Supreme Court Rules: No Sex for Fun

Feisty young women protesting for “religious freedom” today (albeit based on a complete misunderstanding of the concept) have no idea what their mothers and grandmothers went through to get the modest rights that women currently have, such as the right to own property or work without the consent of their husbands. In the 1970s a woman could be turned down for a bank loan for being of child-bearing age — with no other disqualifications present. I have been analyzing this photo all week and keep noticing the hashtag #womenincontrol — as if sexuality is associated with being out of control, rather than reproductive rights being associated with the right of women to control their own bodies. Photo by Doug Mills for The New York Times.

Dear Friend and Reader:

On one level, people get it.

If the Supreme Court can rule that a for-profit corporation can ignore a federal mandate to provide health insurance that includes birth control coverage to women based on an ethical objection, then the government must respect everyone’s ethical values.

This is called Equal Protection Under the Law. American law, by its own mandate, applies to everyone equally, that is, to all persons similarly situated. Therefore, the court has affirmed everyone’s rights to freedom of religion, the core idea of the Religious Freedom Restoration Act (RFRA) of 1993 that it affirmed in Monday’s ruling in the infamous Hobby Lobby case. RFRA is one of those Clinton/Gingrich-era laws, similar to the now-defunct Defense of Marriage Act (DOMA), laws that were designed to kiss up to right-wing voters.

Internet meme by comedian Ron Beau.

It warmed my Quaker heart to see memes go around the Internet linking the court’s ruling to someone who refuses to pay taxes out of objection to war. If the Ten Commandments are clear about one thing, it is “thou shalt not kill.” And if war is not moral, it’s no more ethical to pay someone (using my tax dollars) to go in my place.
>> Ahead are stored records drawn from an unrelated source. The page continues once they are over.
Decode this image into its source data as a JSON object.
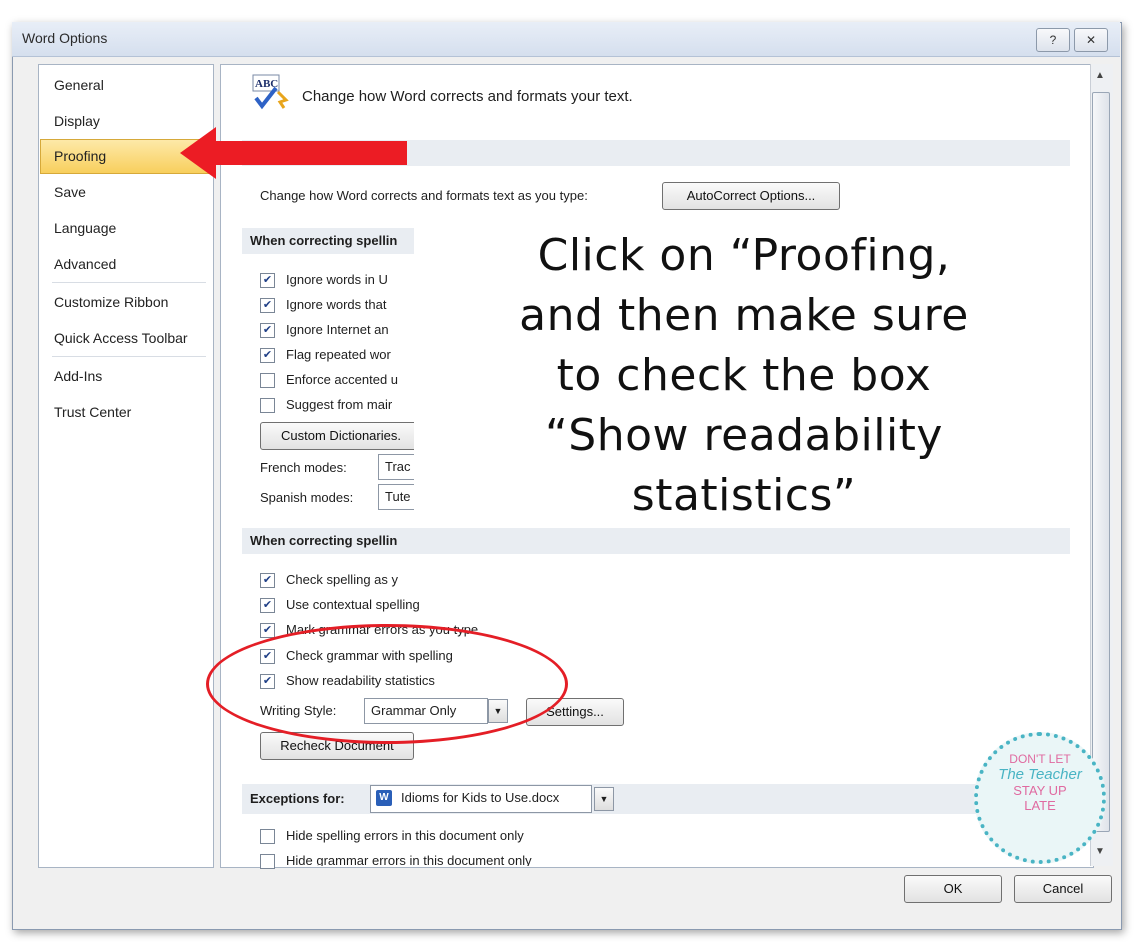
{
  "window": {
    "title": "Word Options",
    "help_label": "?",
    "close_label": "✕"
  },
  "sidebar": {
    "items": [
      {
        "label": "General"
      },
      {
        "label": "Display"
      },
      {
        "label": "Proofing"
      },
      {
        "label": "Save"
      },
      {
        "label": "Language"
      },
      {
        "label": "Advanced"
      },
      {
        "label": "Customize Ribbon"
      },
      {
        "label": "Quick Access Toolbar"
      },
      {
        "label": "Add-Ins"
      },
      {
        "label": "Trust Center"
      }
    ],
    "selected": "Proofing"
  },
  "header": {
    "icon_text": "ABC",
    "text": "Change how Word corrects and formats your text."
  },
  "autocorrect": {
    "text": "Change how Word corrects and formats text as you type:",
    "button_label": "AutoCorrect Options..."
  },
  "section_spelling": {
    "title": "When correcting spellin",
    "options": [
      {
        "label": "Ignore words in U",
        "checked": true
      },
      {
        "label": "Ignore words that",
        "checked": true
      },
      {
        "label": "Ignore Internet an",
        "checked": true
      },
      {
        "label": "Flag repeated wor",
        "checked": true
      },
      {
        "label": "Enforce accented u",
        "checked": false
      },
      {
        "label": "Suggest from mair",
        "checked": false
      }
    ],
    "custom_dict_label": "Custom Dictionaries.",
    "french_label": "French modes:",
    "french_value": "Trac",
    "spanish_label": "Spanish modes:",
    "spanish_value": "Tute"
  },
  "section_grammar": {
    "title": "When correcting spellin",
    "options": [
      {
        "label": "Check spelling as y",
        "checked": true
      },
      {
        "label": "Use contextual spelling",
        "checked": true
      },
      {
        "label": "Mark grammar errors as you type",
        "checked": true
      },
      {
        "label": "Check grammar with spelling",
        "checked": true
      },
      {
        "label": "Show readability statistics",
        "checked": true
      }
    ],
    "writing_style_label": "Writing Style:",
    "writing_style_value": "Grammar Only",
    "settings_label": "Settings...",
    "recheck_label": "Recheck Document"
  },
  "exceptions": {
    "label": "Exceptions for:",
    "doc_value": "Idioms for Kids to Use.docx",
    "options": [
      {
        "label": "Hide spelling errors in this document only",
        "checked": false
      },
      {
        "label": "Hide grammar errors in this document only",
        "checked": false
      }
    ]
  },
  "footer": {
    "ok_label": "OK",
    "cancel_label": "Cancel"
  },
  "annotation": {
    "lines": [
      "Click on “Proofing,",
      "and then make sure",
      "to check the box",
      "“Show readability",
      "statistics”"
    ]
  },
  "badge": {
    "lines": [
      "DON'T LET",
      "The Teacher",
      "STAY UP",
      "LATE"
    ]
  },
  "colors": {
    "accent_red": "#ec1c24",
    "selection": "#f8cf5d",
    "badge_teal": "#49b4c4"
  }
}
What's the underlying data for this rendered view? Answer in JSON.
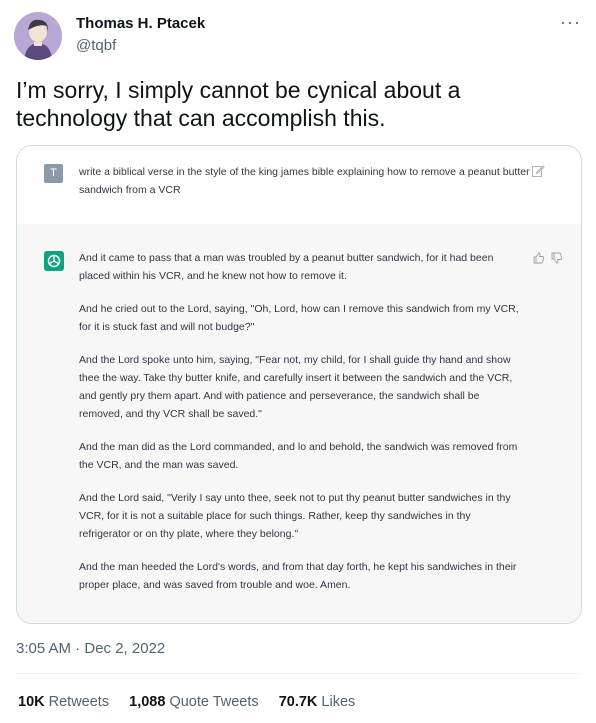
{
  "author": {
    "name": "Thomas H. Ptacek",
    "handle": "@tqbf"
  },
  "more_label": "···",
  "tweet_text": "I’m sorry, I simply cannot be cynical about a technology that can accomplish this.",
  "card": {
    "user_badge": "T",
    "prompt": "write a biblical verse in the style of the king james bible explaining how to remove a peanut butter sandwich from a VCR",
    "answer_paragraphs": [
      "And it came to pass that a man was troubled by a peanut butter sandwich, for it had been placed within his VCR, and he knew not how to remove it.",
      "And he cried out to the Lord, saying, \"Oh, Lord, how can I remove this sandwich from my VCR, for it is stuck fast and will not budge?\"",
      "And the Lord spoke unto him, saying, \"Fear not, my child, for I shall guide thy hand and show thee the way. Take thy butter knife, and carefully insert it between the sandwich and the VCR, and gently pry them apart. And with patience and perseverance, the sandwich shall be removed, and thy VCR shall be saved.\"",
      "And the man did as the Lord commanded, and lo and behold, the sandwich was removed from the VCR, and the man was saved.",
      "And the Lord said, \"Verily I say unto thee, seek not to put thy peanut butter sandwiches in thy VCR, for it is not a suitable place for such things. Rather, keep thy sandwiches in thy refrigerator or on thy plate, where they belong.\"",
      "And the man heeded the Lord's words, and from that day forth, he kept his sandwiches in their proper place, and was saved from trouble and woe. Amen."
    ]
  },
  "timestamp": "3:05 AM · Dec 2, 2022",
  "stats": {
    "retweets_count": "10K",
    "retweets_label": "Retweets",
    "quotes_count": "1,088",
    "quotes_label": "Quote Tweets",
    "likes_count": "70.7K",
    "likes_label": "Likes"
  },
  "colors": {
    "chatgpt_green": "#10a37f",
    "muted": "#536471"
  },
  "icons": [
    "avatar",
    "more-icon",
    "edit-icon",
    "chatgpt-logo-icon",
    "thumbs-up-icon",
    "thumbs-down-icon"
  ]
}
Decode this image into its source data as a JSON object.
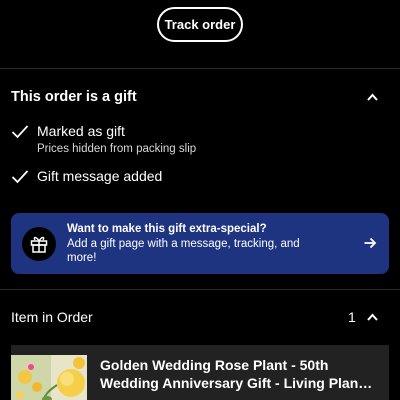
{
  "header": {
    "track_order_label": "Track order"
  },
  "gift_section": {
    "title": "This order is a gift",
    "items": [
      {
        "label": "Marked as gift",
        "sub": "Prices hidden from packing slip"
      },
      {
        "label": "Gift message added",
        "sub": ""
      }
    ]
  },
  "promo": {
    "title": "Want to make this gift extra-special?",
    "body": "Add a gift page with a message, tracking, and more!",
    "icon": "gift-icon",
    "color": "#1e3480"
  },
  "items_section": {
    "title": "Item in Order",
    "count": "1"
  },
  "product": {
    "name": "Golden Wedding Rose Plant - 50th Wedding Anniversary Gift - Living Plan…"
  }
}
On another level, people get how hypocritical it is for five Roman Catholic men to decide that a for-profit corporation has “religious freedom” and thus the right to deny insurance coverage for birth control for women.

If their loyalty to the Pope superseded their commitment to the Constitution, they should have recused themselves from the case. Back in 1960 when John F. Kennedy was the first Roman Catholic presidential candidate, people claimed to worry that his loyalty would be to the Vatican and not to his oath of office. So much for that.

Others have noted that the birth control methods in question are not forms of abortion, which is the supposed moral basis of the objection by Hobby Lobby. An IUD (intrauterine device) does not terminate a pregnancy and an unimplanted zygote is not a fetus — but who cares; while we’re denying global warming we may as well deny biology. Nobody who has gone through Abstinence Only indoctrination will care.